Madalina C. Badea, Dan G. Cacuci, Aurelian F. Badea
Nuclear Science and Engineering | Volume 172 | Number 1 | September 2012 | Pages 1-19
Technical Paper | doi.org/10.13182/NSE11-10
Articles are hosted by Taylor and Francis Online.
This work applies a recently developed best-estimate data assimilation and model calibration methodology to the three-dimensional reactor thermal-hydraulics simulation and design tool FLICA4. The experimental information used for calibrating FLICA4 parameters stems from the international Organisation for Economic Co-operation and Development/Nuclear Regulatory Commission boiling water reactor full-size fine-mesh bundle tests (BFBT) benchmarks, which were designed by the Nuclear Power Engineering Corporation of Japan for enabling systematic validation of simulation tools using full-scale experimental data.
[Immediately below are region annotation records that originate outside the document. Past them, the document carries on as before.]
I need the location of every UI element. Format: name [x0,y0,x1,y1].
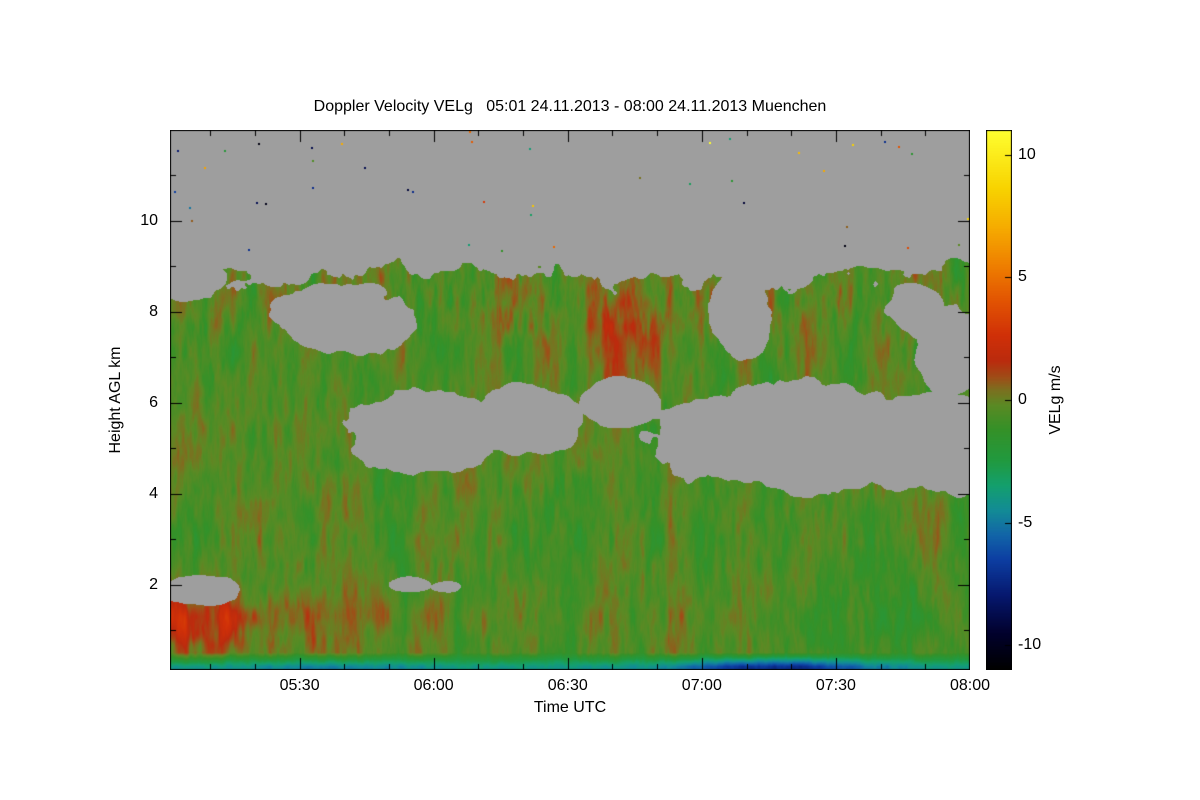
colorbar-tick-label: -5 [1018,513,1033,531]
y-tick-label: 10 [140,211,158,229]
colorbar-tick-label: 0 [1018,390,1027,408]
y-tick-label: 4 [149,484,158,502]
x-tick-label: 06:00 [413,677,454,694]
chart-title: Doppler Velocity VELg 05:01 24.11.2013 -… [313,98,827,115]
colorbar-tick-label: -10 [1018,635,1042,653]
colorbar-tick-label: 5 [1018,267,1027,285]
x-tick-label: 08:00 [949,677,991,694]
colorbar [986,130,1012,670]
y-tick-label: 8 [149,302,158,320]
x-axis-label: Time UTC [533,699,607,716]
x-tick-label: 05:30 [279,677,320,694]
colorbar-tick-label: 10 [1018,145,1036,163]
y-tick-label: 2 [149,575,158,593]
y-tick-label: 6 [149,393,158,411]
x-tick-label: 07:30 [815,677,856,694]
x-tick-label: 06:30 [547,677,588,694]
x-tick-label: 07:00 [681,677,722,694]
heatmap-canvas [170,130,970,670]
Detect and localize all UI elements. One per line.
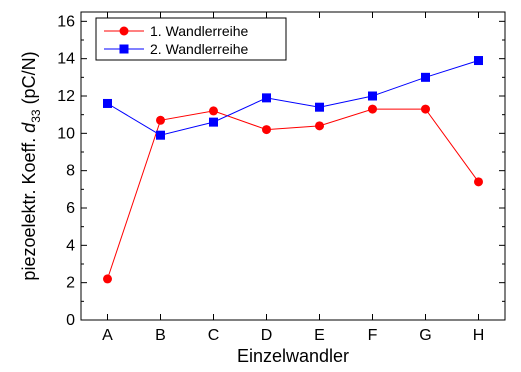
x-tick-label: D — [261, 327, 273, 344]
data-point-series-2 — [368, 91, 377, 101]
y-tick-label: 12 — [57, 88, 75, 105]
plot-frame — [80, 11, 506, 321]
data-point-series-1 — [262, 125, 271, 135]
y-tick-label: 2 — [66, 275, 75, 292]
legend-marker-series-1 — [119, 26, 129, 36]
legend-label-series-1: 1. Wandlerreihe — [150, 23, 249, 39]
data-point-series-1 — [315, 121, 324, 131]
x-axis-title: Einzelwandler — [237, 346, 349, 366]
y-axis-title-unit: (pC/N) — [19, 51, 39, 109]
data-point-series-2 — [262, 93, 271, 103]
data-point-series-2 — [156, 130, 165, 140]
data-point-series-1 — [368, 104, 377, 114]
x-tick-label: A — [102, 327, 113, 344]
x-axis: A B C D E F G H — [102, 12, 484, 344]
data-point-series-1 — [156, 115, 165, 125]
data-point-series-1 — [209, 106, 218, 116]
data-point-series-1 — [421, 104, 430, 114]
series-layer — [103, 56, 483, 284]
data-point-series-2 — [209, 117, 218, 127]
y-axis-title-subscript: 33 — [29, 109, 43, 123]
data-point-series-2 — [103, 98, 112, 108]
y-axis-title-symbol: d — [19, 122, 39, 133]
y-tick-label: 8 — [66, 163, 75, 180]
y-axis: 0 2 4 6 8 10 12 14 16 — [57, 13, 505, 329]
legend-label-series-2: 2. Wandlerreihe — [150, 41, 249, 57]
x-tick-label: E — [314, 327, 325, 344]
data-point-series-2 — [315, 102, 324, 112]
x-tick-label: B — [155, 327, 166, 344]
y-tick-label: 4 — [66, 237, 75, 254]
x-tick-label: F — [368, 327, 378, 344]
y-axis-title-main: piezoelektr. Koeff. — [19, 133, 39, 281]
data-point-series-1 — [103, 274, 112, 284]
legend: 1. Wandlerreihe 2. Wandlerreihe — [95, 17, 287, 61]
y-tick-label: 10 — [57, 125, 75, 142]
legend-marker-series-2 — [119, 44, 129, 54]
x-tick-label: C — [208, 327, 220, 344]
data-point-series-2 — [421, 72, 430, 82]
y-axis-title: piezoelektr. Koeff. d33 (pC/N) — [19, 51, 43, 280]
series-line-2 — [107, 60, 479, 136]
y-tick-label: 14 — [57, 51, 75, 68]
x-tick-label: H — [473, 327, 485, 344]
data-point-series-2 — [474, 56, 483, 66]
x-tick-label: G — [419, 327, 431, 344]
data-point-series-1 — [474, 177, 483, 187]
y-tick-label: 0 — [66, 312, 75, 329]
series-line-1 — [107, 108, 479, 280]
y-tick-label: 6 — [66, 200, 75, 217]
y-tick-label: 16 — [57, 13, 75, 30]
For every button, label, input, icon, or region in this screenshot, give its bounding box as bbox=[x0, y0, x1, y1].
The following specific BFBT experiments have been used in this work for calibrating parameters and boundary conditions for FLICA4: (a) axial void fraction distributions and (b) transversal void fraction distributions. The resulting uncertainties for the predicted parameters and distributions of pressure drops and void fractions are shown to be smaller than the a priori experimental and computed uncertainties, thus demonstrating the successful calibration of a large-scale reactor core thermal-hydraulics code using the BFBT benchmark-grade experiments.